I would suggest that there are perhaps no straight sections on this road. My stomach, by the time we got to the parking lot, was anything but happy. Boots on. Ignore headache. Hit the trail.
Our plan was to climb Never Laughs mountain, a relatively mellow gain of about 2600ft with a good part of that being off trail. After taking the advice of a boat company employee, we took the Aster Park overlook trail and then began to ‘schwack around the north end of the mountain.Just the weekend before, I climbed Painted Teepee, the mountain visible in the center left of this photo. With rain coming in and out, clouds bottlenecked in Two Medicine Pass, and my shell a constant companion, it was quite a change.
Who knows how many people have climbed Never Laughs. We certainly aren’t the first, but I assert that the age of exploration is still alive–all it takes is a map, some vague ideas about route, and trying them. Route finding is a challenge that makes even minor summits cool. To add to this, my hangover wasn’t checking out. Given that I don’t train to drink hard, it understandably never gets easier for me. Lesson: even small climbs seem longer while fighting off the effects of the liquor infused with the very juniper berries I walked past.

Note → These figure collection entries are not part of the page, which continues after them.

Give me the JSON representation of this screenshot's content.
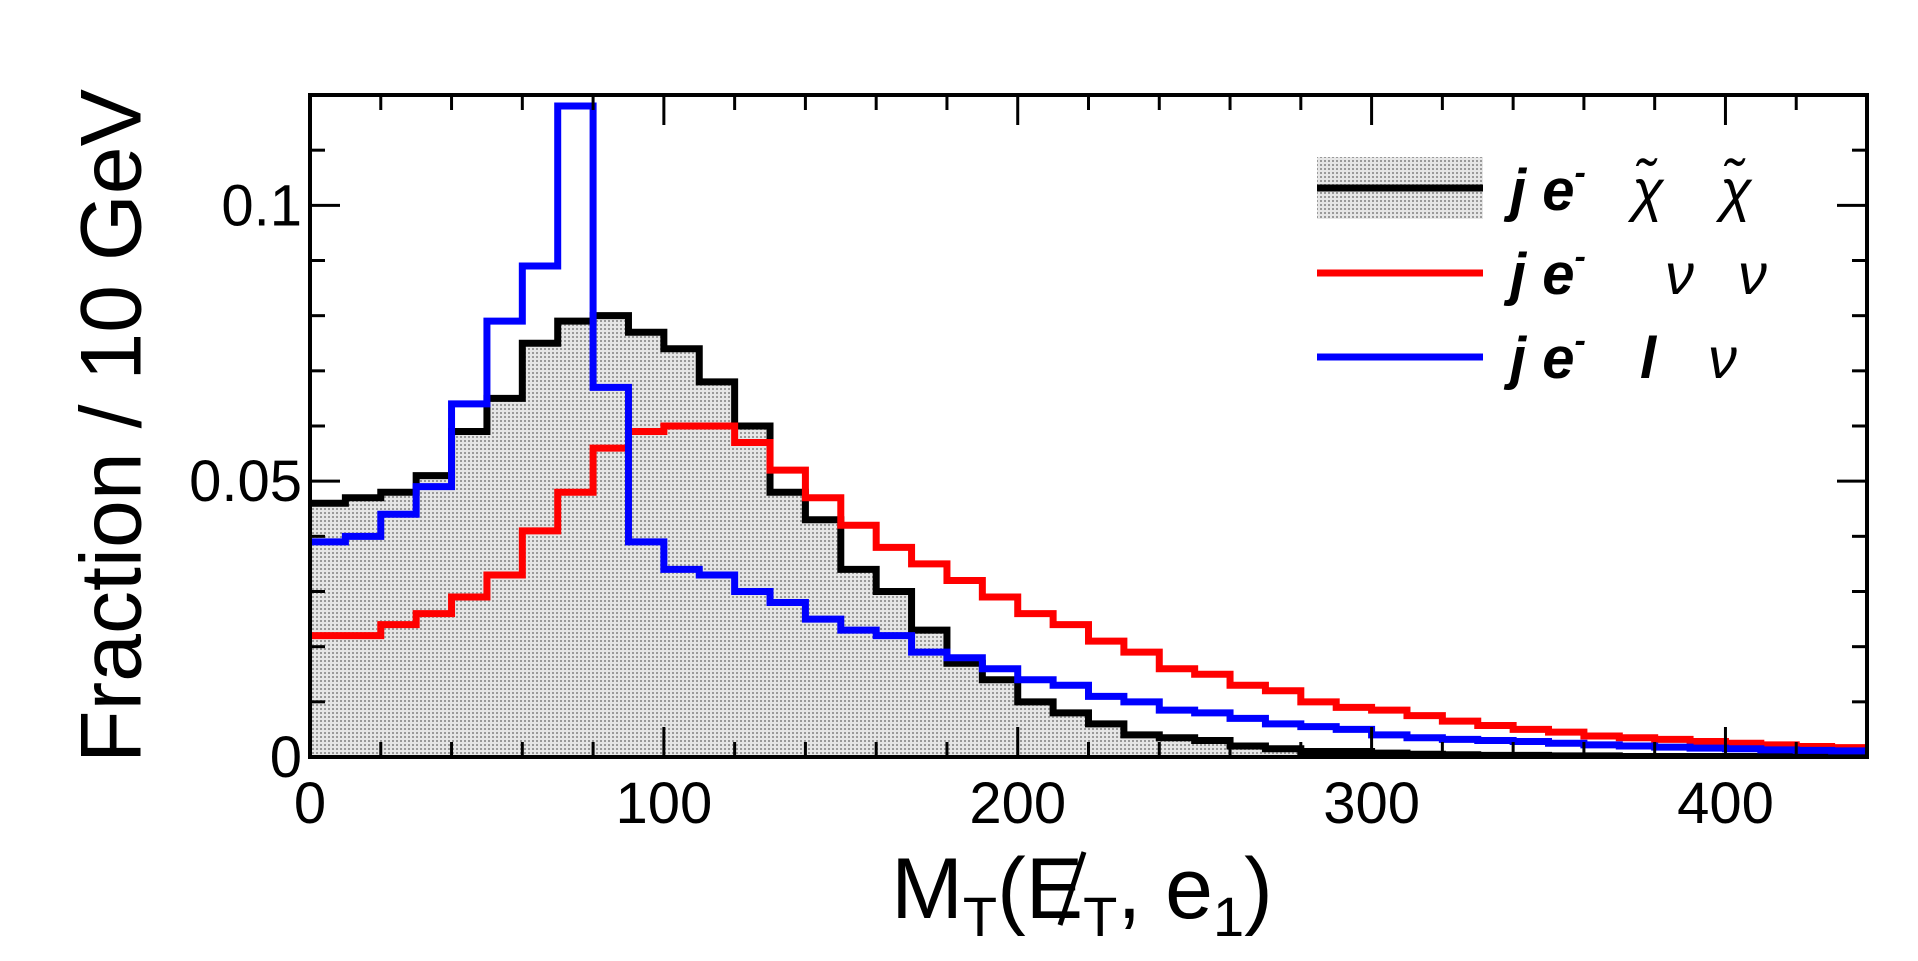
{
  "chart_data": {
    "type": "step-histogram",
    "title": "",
    "xlabel": "M_T(E_T, e_1)",
    "xlabel_parts": {
      "m": "M",
      "m_sub": "T",
      "open": "(",
      "met": "E",
      "met_sub": "T",
      "sep": ", e",
      "e_sub": "1",
      "close": ")"
    },
    "ylabel": "Fraction / 10 GeV",
    "xlim": [
      0,
      440
    ],
    "ylim": [
      0,
      0.12
    ],
    "bin_width": 10,
    "x_ticks": [
      {
        "value": 0,
        "label": "0"
      },
      {
        "value": 100,
        "label": "100"
      },
      {
        "value": 200,
        "label": "200"
      },
      {
        "value": 300,
        "label": "300"
      },
      {
        "value": 400,
        "label": "400"
      }
    ],
    "y_ticks": [
      {
        "value": 0,
        "label": "0"
      },
      {
        "value": 0.05,
        "label": "0.05"
      },
      {
        "value": 0.1,
        "label": "0.1"
      }
    ],
    "legend_position": "top-right",
    "series": [
      {
        "name": "j e- χ̃ χ̃",
        "label_parts": [
          "j e",
          "-",
          "χ̃",
          "χ̃"
        ],
        "color": "#000000",
        "filled": true,
        "fill_color": "#d4d4d4",
        "values": [
          0.046,
          0.047,
          0.048,
          0.051,
          0.059,
          0.065,
          0.075,
          0.079,
          0.08,
          0.077,
          0.074,
          0.068,
          0.06,
          0.048,
          0.043,
          0.034,
          0.03,
          0.023,
          0.017,
          0.014,
          0.01,
          0.008,
          0.006,
          0.004,
          0.0035,
          0.003,
          0.002,
          0.0015,
          0.001,
          0.001,
          0.0007,
          0.0005,
          0.0004,
          0.0003,
          0.0003,
          0.0002,
          0.0002,
          0.0001,
          0.0001,
          0.0001,
          0.0001,
          0.0001,
          0.0001,
          0.0001
        ]
      },
      {
        "name": "j e- ν ν",
        "label_parts": [
          "j e",
          "-",
          "ν",
          "ν"
        ],
        "color": "#ff0000",
        "filled": false,
        "values": [
          0.022,
          0.022,
          0.024,
          0.026,
          0.029,
          0.033,
          0.041,
          0.048,
          0.056,
          0.059,
          0.06,
          0.06,
          0.057,
          0.052,
          0.047,
          0.042,
          0.038,
          0.035,
          0.032,
          0.029,
          0.026,
          0.024,
          0.021,
          0.019,
          0.016,
          0.015,
          0.013,
          0.012,
          0.01,
          0.009,
          0.0085,
          0.0075,
          0.0065,
          0.0057,
          0.005,
          0.0045,
          0.0038,
          0.0035,
          0.0032,
          0.0028,
          0.0025,
          0.0022,
          0.0019,
          0.0017
        ]
      },
      {
        "name": "j e- l ν",
        "label_parts": [
          "j e",
          "-",
          "l",
          "ν"
        ],
        "color": "#0000ff",
        "filled": false,
        "values": [
          0.039,
          0.04,
          0.044,
          0.049,
          0.064,
          0.079,
          0.089,
          0.118,
          0.067,
          0.039,
          0.034,
          0.033,
          0.03,
          0.028,
          0.025,
          0.023,
          0.022,
          0.019,
          0.018,
          0.016,
          0.014,
          0.013,
          0.011,
          0.01,
          0.0085,
          0.008,
          0.007,
          0.006,
          0.0055,
          0.005,
          0.004,
          0.0035,
          0.0032,
          0.003,
          0.0028,
          0.0025,
          0.0022,
          0.002,
          0.0018,
          0.0016,
          0.0015,
          0.0013,
          0.0012,
          0.0011
        ]
      }
    ]
  }
}
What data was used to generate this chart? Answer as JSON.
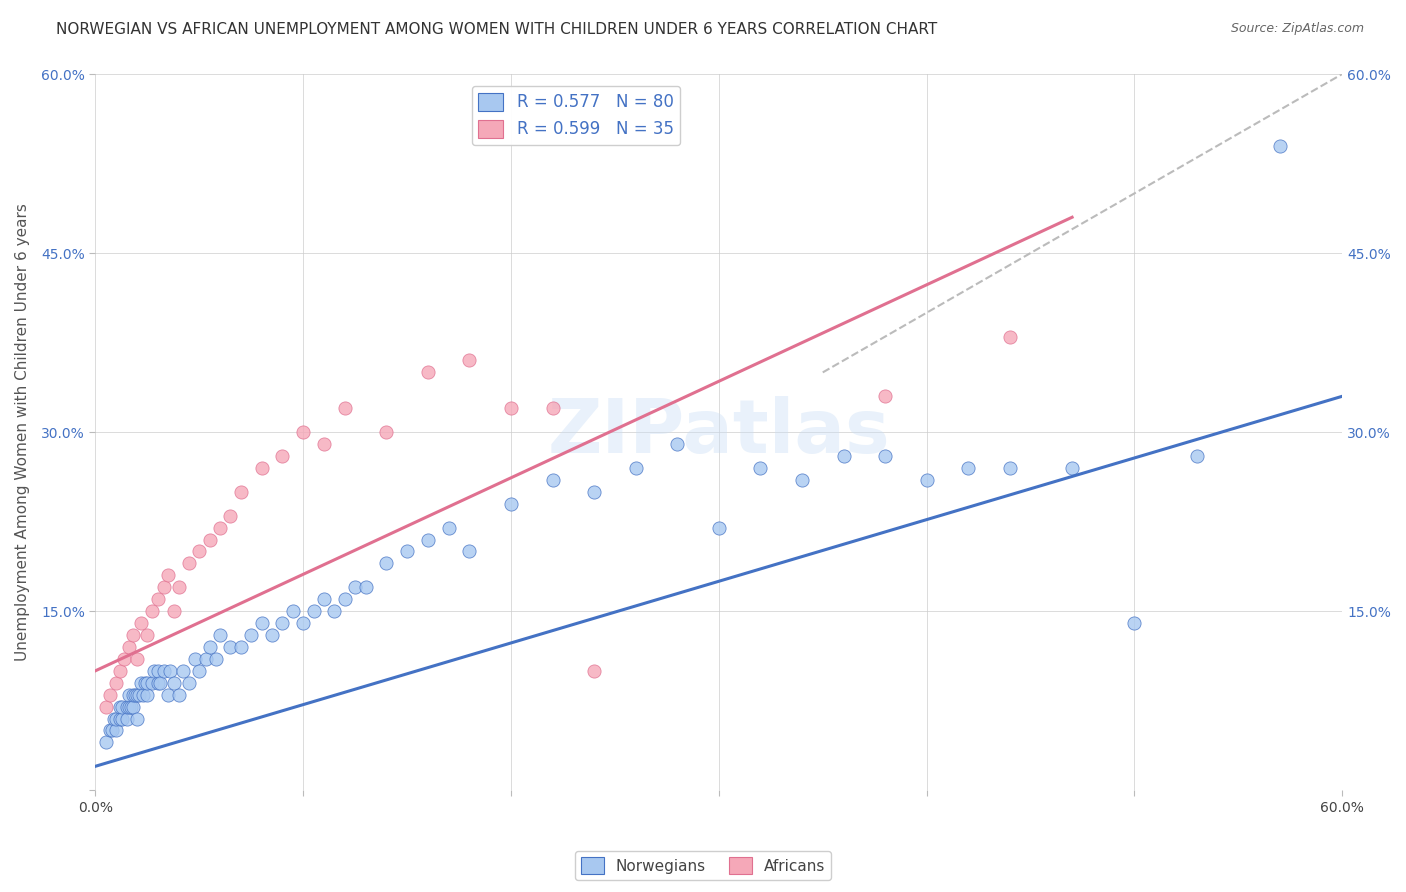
{
  "title": "NORWEGIAN VS AFRICAN UNEMPLOYMENT AMONG WOMEN WITH CHILDREN UNDER 6 YEARS CORRELATION CHART",
  "source": "Source: ZipAtlas.com",
  "ylabel": "Unemployment Among Women with Children Under 6 years",
  "legend_nor": "R = 0.577   N = 80",
  "legend_afr": "R = 0.599   N = 35",
  "color_nor": "#a8c8f0",
  "color_afr": "#f5a8b8",
  "line_color_nor": "#4472c4",
  "line_color_afr": "#e07090",
  "watermark": "ZIPatlas",
  "xlim": [
    0.0,
    0.6
  ],
  "ylim": [
    0.0,
    0.6
  ],
  "bg_color": "#ffffff",
  "grid_color": "#cccccc",
  "nor_line_x0": 0.0,
  "nor_line_y0": 0.02,
  "nor_line_x1": 0.6,
  "nor_line_y1": 0.33,
  "afr_line_x0": 0.0,
  "afr_line_y0": 0.1,
  "afr_line_x1": 0.47,
  "afr_line_y1": 0.48,
  "nor_x": [
    0.005,
    0.007,
    0.008,
    0.009,
    0.01,
    0.01,
    0.012,
    0.012,
    0.013,
    0.013,
    0.015,
    0.015,
    0.016,
    0.016,
    0.017,
    0.018,
    0.018,
    0.019,
    0.02,
    0.02,
    0.021,
    0.022,
    0.023,
    0.024,
    0.025,
    0.025,
    0.027,
    0.028,
    0.03,
    0.03,
    0.031,
    0.033,
    0.035,
    0.036,
    0.038,
    0.04,
    0.042,
    0.045,
    0.048,
    0.05,
    0.053,
    0.055,
    0.058,
    0.06,
    0.065,
    0.07,
    0.075,
    0.08,
    0.085,
    0.09,
    0.095,
    0.1,
    0.105,
    0.11,
    0.115,
    0.12,
    0.125,
    0.13,
    0.14,
    0.15,
    0.16,
    0.17,
    0.18,
    0.2,
    0.22,
    0.24,
    0.26,
    0.28,
    0.3,
    0.32,
    0.34,
    0.36,
    0.38,
    0.4,
    0.42,
    0.44,
    0.47,
    0.5,
    0.53,
    0.57
  ],
  "nor_y": [
    0.04,
    0.05,
    0.05,
    0.06,
    0.05,
    0.06,
    0.06,
    0.07,
    0.06,
    0.07,
    0.06,
    0.07,
    0.07,
    0.08,
    0.07,
    0.07,
    0.08,
    0.08,
    0.06,
    0.08,
    0.08,
    0.09,
    0.08,
    0.09,
    0.08,
    0.09,
    0.09,
    0.1,
    0.09,
    0.1,
    0.09,
    0.1,
    0.08,
    0.1,
    0.09,
    0.08,
    0.1,
    0.09,
    0.11,
    0.1,
    0.11,
    0.12,
    0.11,
    0.13,
    0.12,
    0.12,
    0.13,
    0.14,
    0.13,
    0.14,
    0.15,
    0.14,
    0.15,
    0.16,
    0.15,
    0.16,
    0.17,
    0.17,
    0.19,
    0.2,
    0.21,
    0.22,
    0.2,
    0.24,
    0.26,
    0.25,
    0.27,
    0.29,
    0.22,
    0.27,
    0.26,
    0.28,
    0.28,
    0.26,
    0.27,
    0.27,
    0.27,
    0.14,
    0.28,
    0.54
  ],
  "afr_x": [
    0.005,
    0.007,
    0.01,
    0.012,
    0.014,
    0.016,
    0.018,
    0.02,
    0.022,
    0.025,
    0.027,
    0.03,
    0.033,
    0.035,
    0.038,
    0.04,
    0.045,
    0.05,
    0.055,
    0.06,
    0.065,
    0.07,
    0.08,
    0.09,
    0.1,
    0.11,
    0.12,
    0.14,
    0.16,
    0.18,
    0.2,
    0.22,
    0.24,
    0.38,
    0.44
  ],
  "afr_y": [
    0.07,
    0.08,
    0.09,
    0.1,
    0.11,
    0.12,
    0.13,
    0.11,
    0.14,
    0.13,
    0.15,
    0.16,
    0.17,
    0.18,
    0.15,
    0.17,
    0.19,
    0.2,
    0.21,
    0.22,
    0.23,
    0.25,
    0.27,
    0.28,
    0.3,
    0.29,
    0.32,
    0.3,
    0.35,
    0.36,
    0.32,
    0.32,
    0.1,
    0.33,
    0.38
  ]
}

Formidable. Especially dicey when wet. Thankfully, we went around the back.
Scree chute up to the summit ridge.
Looking down the summit ridge just below the top.
Rose and I up top. This marked her fortieth summit in Glacier, and I consider myself quite a lucky guy to hang out with such a tenacious lady. This may be the first time with her wearing shorts while I rock long pants.
An old trail exits Buttercup Park, the drainage to the south of Never Laughs. We descended an awesome scree chute, feet churning, rocks flying. Somewhere near the bottom, a couple of bighorn rams were grazing. Here’s the typical picture of sheep butt:
The trail had some deadfall, but really was in good condition even after so many years of neglect. Nick started thinking of beers on the lake, which translated to hustling our way out as the weather got downright balmy.
If was sunny all the time, it wouldn’t snow. It’d be too easy. Weather is the constant variable that makes it fun, random, and difficult. Pinned down by lightening, digging out a tent in the storm, drying raingear in a big wind–these are the things that keep it fun for me. Getting turned around is good, as it flexes the retreat muscles. Mountaineering is about the long game, as the things we seek aren’t going anywhere fast. It’ll be cool to head for Summit again sometime, but until then, I count it an excellent fall climbing weekend. Thanks to Rose, Nick, Emily, Scott, and Connor for making sure that we laughed through the rain.